«Elle respire encore»: la vie anti-mode d’emploi

C’est à un théâtre qui s’adresse aux sens que Jérémie Niel convie son spectateur avec «Elle respire encore».
Photo: Caroline Rousseau C’est à un théâtre qui s’adresse aux sens que Jérémie Niel convie son spectateur avec «Elle respire encore».

C’est à un théâtre qui s’adresse aux sens que Jérémie Niel convie son spectateur avec Elle respire encore. Un théâtre de la cruauté du quotidien à l’atmosphère inconfortable qui se referme progressivement sur treize interprètes, tombant les uns après les autres comme des mouches. L’oeuvre noire est dense, une myriade d’actions se passant simultanément en scène. Si bien que l’oeil du spectateur — posé ici en voyeur — se promènera transversalement sur ce tableau foisonnant et se raccrochera à ce qu’il pourra et à ce qu’il voudra bien. Si l’on parvient à s’y laisser happer, c’est cependant au risque de s’y noyer.

Derrière un écran translucide, dans l’obscurité, percent les sons d’une forte respiration, d’une pomme croquée et des discussions étouffées par l’épaisseur d’une cloison. Quand la lumière se fait sur le plateau, on découvre des individus isolés parmi des meubles (lit, chaises, table et bureau). Certains vaquent à leurs occupations, d’autres sont dans l’inertie. D’autres encore trépignent dans l’attente et viennent se planter face au public pour l’observer à travers l’écran.

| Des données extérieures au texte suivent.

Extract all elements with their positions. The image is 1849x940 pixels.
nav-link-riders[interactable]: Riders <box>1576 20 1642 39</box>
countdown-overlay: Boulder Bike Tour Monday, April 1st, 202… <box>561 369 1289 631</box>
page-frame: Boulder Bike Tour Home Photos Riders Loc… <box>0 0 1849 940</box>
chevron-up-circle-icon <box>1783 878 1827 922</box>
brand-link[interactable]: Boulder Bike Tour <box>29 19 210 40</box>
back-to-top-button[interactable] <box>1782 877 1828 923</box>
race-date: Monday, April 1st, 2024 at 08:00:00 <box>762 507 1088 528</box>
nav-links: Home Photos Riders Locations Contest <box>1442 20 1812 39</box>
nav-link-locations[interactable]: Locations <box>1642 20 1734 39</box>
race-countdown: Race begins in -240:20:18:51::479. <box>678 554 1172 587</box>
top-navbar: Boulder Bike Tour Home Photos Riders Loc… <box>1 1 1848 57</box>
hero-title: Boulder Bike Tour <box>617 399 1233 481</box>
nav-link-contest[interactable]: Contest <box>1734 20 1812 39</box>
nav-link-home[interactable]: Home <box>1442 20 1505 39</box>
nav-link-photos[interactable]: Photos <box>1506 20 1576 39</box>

Des alarmes retentissent à trois reprises, venant interrompre le cours de la vie des protagonistes. Un mal commun frappe ce microcosme qui soudain se fige et bouge dans la même direction. Dans l’urgence, certains s’écroulent pour ne plus jamais se relever, tandis que les rescapés se relèvent pour simplement reprendre le cours de leur vie. Entre ces personnages épars, des réseaux de relation se tissent avant de progressivement s’effilocher : une femme prenant soin d’une aînée finit par la malmener ; une clarinettiste solitaire résiste au voyeur qui la harcèle ; une adolescente se défoule effrontément ; un couple fornique aux yeux de tous ; des âmes errantes finissent par se jeter sur les corps inertes comme des hyènes. L’inconfort croît au fur et à mesure que dans les interactions s’insinue une violence parfois à peine palpable, et par endroits explicite. De l’intrusion dans la bulle d’un personnage par un autre, jusqu’aux doigts qui viennent s’insérer dans les bouches, en passant par les gifles et la tristesse post-coïtale.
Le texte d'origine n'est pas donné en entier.